Tuesday, October 06, 2009

The Great Books Series

Ah, yes- the Great Books series! My grandparents actually owned the set, as well as the Yale Library. They were well-built, aesthetically pleasing, and authoritative. Also, they were relatively cheap. The idea was that you'd buy the Great Books and have the equivalent of a higher arts degree by the time you were done reading them. For people like my grandparents, who started their lives together after WWII with less than a few dollars and never went to college, the chance to become culturally literate was a godsend.

I don't know how many of the books they actually read, but I've read about 3/4ths of the titles, mostly checked out from the library. Whenever I was at their house, I'd be too busy reading their old National Geographics to crack open their Great Books. I've since inherited many of their originals and I quite like them. I prefer the Penguin Classics, which are more complete. But I like the everyman quality of the Great Books series- they're not pretentious, but they're also not dumbed down. They suggest that anyone can be well-educated, but you'll have to work for it. That was pretty much the sense that my grandparents passed on to me. These were the sorts of books you had an obligation to read. Forget about pleasure! That could come later.
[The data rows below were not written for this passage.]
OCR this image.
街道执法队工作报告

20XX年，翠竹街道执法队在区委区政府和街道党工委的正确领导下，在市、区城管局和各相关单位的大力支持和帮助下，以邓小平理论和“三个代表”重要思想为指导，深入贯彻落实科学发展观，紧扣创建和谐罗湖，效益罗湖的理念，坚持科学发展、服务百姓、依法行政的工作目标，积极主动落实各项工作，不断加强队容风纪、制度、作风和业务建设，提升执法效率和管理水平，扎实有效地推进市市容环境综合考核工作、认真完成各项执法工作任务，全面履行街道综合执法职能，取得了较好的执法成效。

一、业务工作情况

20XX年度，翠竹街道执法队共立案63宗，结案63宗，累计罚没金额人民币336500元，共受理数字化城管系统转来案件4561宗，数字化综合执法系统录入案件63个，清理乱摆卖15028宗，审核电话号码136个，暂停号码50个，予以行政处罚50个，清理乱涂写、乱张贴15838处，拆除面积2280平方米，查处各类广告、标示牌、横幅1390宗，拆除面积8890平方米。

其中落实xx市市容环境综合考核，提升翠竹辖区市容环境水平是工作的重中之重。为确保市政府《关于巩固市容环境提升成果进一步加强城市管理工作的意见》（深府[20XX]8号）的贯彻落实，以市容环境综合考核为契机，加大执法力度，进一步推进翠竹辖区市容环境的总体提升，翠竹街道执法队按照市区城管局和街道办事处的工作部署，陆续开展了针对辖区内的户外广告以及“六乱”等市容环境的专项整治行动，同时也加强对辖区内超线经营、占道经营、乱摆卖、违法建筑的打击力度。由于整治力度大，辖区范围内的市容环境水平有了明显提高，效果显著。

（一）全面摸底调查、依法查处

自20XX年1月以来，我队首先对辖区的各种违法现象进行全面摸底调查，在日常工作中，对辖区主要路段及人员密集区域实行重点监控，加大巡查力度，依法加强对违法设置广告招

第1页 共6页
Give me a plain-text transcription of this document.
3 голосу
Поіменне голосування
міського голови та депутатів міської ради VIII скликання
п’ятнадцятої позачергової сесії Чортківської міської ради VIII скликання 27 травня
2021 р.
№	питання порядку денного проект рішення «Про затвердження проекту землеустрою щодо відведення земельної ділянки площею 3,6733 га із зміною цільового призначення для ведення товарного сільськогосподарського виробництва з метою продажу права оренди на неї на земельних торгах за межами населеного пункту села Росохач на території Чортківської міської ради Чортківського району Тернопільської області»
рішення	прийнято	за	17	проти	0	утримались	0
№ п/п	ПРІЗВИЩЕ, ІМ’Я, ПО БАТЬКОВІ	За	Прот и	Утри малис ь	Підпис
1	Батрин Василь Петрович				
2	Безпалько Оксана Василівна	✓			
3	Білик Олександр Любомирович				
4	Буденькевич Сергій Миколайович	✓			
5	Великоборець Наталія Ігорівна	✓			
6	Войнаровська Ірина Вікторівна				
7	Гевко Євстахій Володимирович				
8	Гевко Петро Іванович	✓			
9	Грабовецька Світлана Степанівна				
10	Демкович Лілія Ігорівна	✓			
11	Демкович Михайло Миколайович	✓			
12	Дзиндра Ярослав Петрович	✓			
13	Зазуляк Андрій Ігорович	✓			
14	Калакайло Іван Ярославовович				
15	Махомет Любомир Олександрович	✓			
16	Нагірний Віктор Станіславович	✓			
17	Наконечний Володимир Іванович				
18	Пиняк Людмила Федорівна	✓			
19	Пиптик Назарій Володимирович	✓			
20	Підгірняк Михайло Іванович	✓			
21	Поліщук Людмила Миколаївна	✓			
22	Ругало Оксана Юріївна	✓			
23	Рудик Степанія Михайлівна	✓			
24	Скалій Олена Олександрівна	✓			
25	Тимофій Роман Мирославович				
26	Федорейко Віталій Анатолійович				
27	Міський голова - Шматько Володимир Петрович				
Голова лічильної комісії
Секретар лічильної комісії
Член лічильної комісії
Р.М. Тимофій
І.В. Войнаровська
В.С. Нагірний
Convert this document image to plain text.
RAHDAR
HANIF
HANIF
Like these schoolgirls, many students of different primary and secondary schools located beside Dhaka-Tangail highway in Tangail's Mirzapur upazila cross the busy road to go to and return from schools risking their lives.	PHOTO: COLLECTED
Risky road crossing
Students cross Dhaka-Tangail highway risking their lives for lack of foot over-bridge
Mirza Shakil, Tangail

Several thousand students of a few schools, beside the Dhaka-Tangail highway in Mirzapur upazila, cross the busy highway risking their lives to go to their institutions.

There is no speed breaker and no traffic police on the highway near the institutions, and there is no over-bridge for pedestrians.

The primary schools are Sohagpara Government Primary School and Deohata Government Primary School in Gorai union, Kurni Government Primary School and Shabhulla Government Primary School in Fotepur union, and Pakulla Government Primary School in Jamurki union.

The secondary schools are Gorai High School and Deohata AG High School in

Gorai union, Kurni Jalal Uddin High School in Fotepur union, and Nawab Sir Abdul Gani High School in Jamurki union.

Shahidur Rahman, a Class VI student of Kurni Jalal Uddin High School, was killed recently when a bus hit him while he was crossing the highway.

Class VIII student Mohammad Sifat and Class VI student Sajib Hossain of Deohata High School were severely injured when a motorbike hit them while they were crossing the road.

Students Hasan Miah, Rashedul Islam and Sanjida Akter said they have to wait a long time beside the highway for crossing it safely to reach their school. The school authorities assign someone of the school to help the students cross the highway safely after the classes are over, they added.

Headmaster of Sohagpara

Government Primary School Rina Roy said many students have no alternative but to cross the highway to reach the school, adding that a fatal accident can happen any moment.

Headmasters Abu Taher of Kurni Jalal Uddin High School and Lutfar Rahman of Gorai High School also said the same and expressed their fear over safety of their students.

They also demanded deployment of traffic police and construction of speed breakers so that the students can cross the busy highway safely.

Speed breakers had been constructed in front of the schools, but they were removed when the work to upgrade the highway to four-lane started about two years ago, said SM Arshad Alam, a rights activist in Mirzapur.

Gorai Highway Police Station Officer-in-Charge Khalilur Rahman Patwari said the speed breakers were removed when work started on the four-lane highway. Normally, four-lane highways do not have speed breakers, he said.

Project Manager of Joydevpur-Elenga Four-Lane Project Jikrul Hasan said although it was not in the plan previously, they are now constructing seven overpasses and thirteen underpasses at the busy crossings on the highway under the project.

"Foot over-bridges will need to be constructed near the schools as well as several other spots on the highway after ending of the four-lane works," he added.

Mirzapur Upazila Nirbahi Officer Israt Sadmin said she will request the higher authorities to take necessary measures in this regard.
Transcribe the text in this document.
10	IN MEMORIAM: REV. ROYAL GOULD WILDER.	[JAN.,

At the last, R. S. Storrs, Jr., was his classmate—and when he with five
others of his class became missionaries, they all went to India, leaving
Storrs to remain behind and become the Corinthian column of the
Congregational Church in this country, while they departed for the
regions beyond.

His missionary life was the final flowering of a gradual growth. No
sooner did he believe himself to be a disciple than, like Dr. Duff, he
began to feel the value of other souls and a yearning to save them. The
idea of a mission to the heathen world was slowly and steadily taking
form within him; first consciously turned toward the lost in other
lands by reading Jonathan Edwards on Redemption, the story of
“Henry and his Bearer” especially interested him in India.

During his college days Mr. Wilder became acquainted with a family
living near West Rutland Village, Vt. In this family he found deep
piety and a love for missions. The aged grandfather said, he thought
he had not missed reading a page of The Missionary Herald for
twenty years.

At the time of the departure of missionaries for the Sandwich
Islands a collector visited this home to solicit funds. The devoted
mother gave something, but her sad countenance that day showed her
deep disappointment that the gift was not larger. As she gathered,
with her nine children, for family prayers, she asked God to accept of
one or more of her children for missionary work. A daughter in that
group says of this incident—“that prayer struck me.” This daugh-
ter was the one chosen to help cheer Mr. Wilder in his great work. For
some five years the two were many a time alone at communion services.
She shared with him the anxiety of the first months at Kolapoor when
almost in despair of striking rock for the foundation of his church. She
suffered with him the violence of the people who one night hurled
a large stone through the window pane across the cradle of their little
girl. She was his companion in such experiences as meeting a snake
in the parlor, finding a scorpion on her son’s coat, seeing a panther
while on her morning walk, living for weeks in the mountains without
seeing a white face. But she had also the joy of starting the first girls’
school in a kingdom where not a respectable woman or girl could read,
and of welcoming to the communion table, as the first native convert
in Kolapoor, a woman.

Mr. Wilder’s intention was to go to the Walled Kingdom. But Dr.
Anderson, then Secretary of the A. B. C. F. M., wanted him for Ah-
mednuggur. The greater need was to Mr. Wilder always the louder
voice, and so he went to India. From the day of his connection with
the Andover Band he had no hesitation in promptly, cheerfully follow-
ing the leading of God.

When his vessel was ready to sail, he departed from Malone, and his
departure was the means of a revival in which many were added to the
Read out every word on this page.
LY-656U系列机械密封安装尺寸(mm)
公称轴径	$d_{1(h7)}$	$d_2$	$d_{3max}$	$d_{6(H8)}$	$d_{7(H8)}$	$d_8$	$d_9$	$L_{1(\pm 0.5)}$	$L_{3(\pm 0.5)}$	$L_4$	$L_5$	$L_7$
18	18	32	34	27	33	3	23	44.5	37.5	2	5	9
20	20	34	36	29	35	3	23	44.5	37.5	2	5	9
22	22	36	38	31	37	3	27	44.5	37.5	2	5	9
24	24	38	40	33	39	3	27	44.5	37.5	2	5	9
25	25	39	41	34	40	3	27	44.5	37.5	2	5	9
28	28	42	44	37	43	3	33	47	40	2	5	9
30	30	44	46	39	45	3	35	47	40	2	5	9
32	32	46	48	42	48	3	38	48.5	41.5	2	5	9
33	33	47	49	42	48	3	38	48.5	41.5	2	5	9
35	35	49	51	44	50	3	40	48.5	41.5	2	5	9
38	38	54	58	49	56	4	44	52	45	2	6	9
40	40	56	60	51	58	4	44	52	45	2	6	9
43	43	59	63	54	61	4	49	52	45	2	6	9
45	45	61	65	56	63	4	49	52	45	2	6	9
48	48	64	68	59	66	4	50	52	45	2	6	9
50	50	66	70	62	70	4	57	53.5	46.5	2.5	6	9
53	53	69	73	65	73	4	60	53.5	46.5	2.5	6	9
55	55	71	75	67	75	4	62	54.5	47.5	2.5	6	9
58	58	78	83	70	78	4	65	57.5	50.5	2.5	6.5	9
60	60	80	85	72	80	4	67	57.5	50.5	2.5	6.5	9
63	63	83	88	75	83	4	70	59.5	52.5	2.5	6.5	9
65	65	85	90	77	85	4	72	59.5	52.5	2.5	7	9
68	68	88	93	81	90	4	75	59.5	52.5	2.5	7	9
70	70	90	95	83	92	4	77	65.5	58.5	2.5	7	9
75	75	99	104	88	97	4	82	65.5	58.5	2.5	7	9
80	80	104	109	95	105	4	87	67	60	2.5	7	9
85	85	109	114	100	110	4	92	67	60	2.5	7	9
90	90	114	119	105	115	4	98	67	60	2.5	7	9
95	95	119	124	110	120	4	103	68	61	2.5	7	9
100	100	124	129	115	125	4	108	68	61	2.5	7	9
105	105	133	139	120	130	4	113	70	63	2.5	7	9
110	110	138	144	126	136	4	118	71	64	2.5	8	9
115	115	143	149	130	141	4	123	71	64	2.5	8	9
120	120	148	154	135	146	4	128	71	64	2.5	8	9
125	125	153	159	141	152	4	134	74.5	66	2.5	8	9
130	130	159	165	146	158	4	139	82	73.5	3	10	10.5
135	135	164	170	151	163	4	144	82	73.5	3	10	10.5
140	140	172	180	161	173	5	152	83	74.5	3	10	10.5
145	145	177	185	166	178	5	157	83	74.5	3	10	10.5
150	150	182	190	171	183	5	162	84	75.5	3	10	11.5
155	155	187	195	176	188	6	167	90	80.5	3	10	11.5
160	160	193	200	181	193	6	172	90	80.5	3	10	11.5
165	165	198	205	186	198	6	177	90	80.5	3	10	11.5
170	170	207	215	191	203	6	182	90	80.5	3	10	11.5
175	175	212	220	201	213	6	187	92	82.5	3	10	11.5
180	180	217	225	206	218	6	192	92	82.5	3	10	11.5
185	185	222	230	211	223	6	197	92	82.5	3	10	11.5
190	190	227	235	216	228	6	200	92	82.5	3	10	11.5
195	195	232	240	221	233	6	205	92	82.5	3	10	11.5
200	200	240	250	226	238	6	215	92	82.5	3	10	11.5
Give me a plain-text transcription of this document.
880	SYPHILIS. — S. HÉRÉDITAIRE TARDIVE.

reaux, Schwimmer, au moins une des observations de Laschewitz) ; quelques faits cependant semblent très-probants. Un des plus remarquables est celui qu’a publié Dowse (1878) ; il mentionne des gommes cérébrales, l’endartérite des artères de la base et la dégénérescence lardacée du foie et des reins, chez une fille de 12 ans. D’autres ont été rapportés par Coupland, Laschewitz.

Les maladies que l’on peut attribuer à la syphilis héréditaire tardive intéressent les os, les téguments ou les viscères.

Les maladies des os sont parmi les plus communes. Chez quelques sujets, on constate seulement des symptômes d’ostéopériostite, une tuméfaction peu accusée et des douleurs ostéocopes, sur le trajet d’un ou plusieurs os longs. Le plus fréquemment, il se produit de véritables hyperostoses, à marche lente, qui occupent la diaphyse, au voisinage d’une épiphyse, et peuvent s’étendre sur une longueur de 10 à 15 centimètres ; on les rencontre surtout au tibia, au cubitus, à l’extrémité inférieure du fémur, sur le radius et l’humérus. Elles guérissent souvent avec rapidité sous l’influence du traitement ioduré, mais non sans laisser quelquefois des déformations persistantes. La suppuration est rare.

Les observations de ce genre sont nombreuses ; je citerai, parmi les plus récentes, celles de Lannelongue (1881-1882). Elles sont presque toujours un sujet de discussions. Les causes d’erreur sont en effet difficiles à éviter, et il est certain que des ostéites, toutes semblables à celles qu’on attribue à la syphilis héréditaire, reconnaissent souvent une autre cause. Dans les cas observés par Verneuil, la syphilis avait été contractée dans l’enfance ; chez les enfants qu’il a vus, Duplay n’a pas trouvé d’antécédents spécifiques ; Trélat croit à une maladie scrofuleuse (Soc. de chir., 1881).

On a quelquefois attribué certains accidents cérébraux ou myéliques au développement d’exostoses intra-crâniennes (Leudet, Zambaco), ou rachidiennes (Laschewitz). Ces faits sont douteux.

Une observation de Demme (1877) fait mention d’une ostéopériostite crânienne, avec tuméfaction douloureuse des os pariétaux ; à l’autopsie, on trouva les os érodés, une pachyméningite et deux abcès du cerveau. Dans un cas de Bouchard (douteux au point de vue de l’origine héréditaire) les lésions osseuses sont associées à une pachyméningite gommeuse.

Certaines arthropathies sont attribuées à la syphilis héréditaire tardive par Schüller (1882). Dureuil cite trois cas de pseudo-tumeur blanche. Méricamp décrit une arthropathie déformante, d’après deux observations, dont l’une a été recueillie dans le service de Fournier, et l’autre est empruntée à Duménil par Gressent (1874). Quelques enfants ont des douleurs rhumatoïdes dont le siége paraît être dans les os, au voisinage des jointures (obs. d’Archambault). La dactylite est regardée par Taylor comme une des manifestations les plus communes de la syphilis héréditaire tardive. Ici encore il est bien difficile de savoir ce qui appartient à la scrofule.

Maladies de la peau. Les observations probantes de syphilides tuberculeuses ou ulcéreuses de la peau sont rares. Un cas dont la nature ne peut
Reading W.A.Pannapacker's article, it's amazing to hear that the literati once mocked the Great Books series. What they wouldn't give today to have suburbanites striving to read hard books! Pannapacker connects this with the old modernist gripes about "middlebrows". "For Woolf and her heirs, middlebrows are inauthentic, meretricious bounders, slaves to fashion and propriety, aping a culture they cannot understand... Of course, the only acceptable lowbrows are the ones who know their place, who have noaspirations to anything better..." He's a bit hard on Virginia Woolf, but it's a bit amazing how the old snobbery about "middlebrows" seems to have vanished in the modern era. People still make fun of intellectuals, of course, and ridicule lowbrows in the Homer Simpson mode. But, when was the last time you heard someone mocked for being a Babbitt?

Pannapacker:
"(The Great Books) represented an old American belief—now endangered—that "anyone willing to invest time and energy in self-education might better himself."
"What has been lost, according to Jacoby, is a culture of intellectual effort. We are increasingly ignorant, but we do not know enough to be properly ashamed. If we are determined to get on in life, we believe it will not have anything to do with our
ability to reference Machiavelli or Adam Smith at the office Christmas party. The rejection of the Great Books signifies a declining belief in the value of anything without a direct practical application, combined with the triumph of a passive entertainment—as anyone who teaches college students can probably affirm."
No comment. But I will say that it's easy to mock the idea that there is a single definitive Western Canon, not to mention the desire to be told what books you have to read; and even if they represented bourgeois meretricious striving, the idea behind the Great Books must have had an effect: my grandparents' kids all went to college, and my sister and I eventually went to grad school. And I think we've never entirely lost the sense of obligation.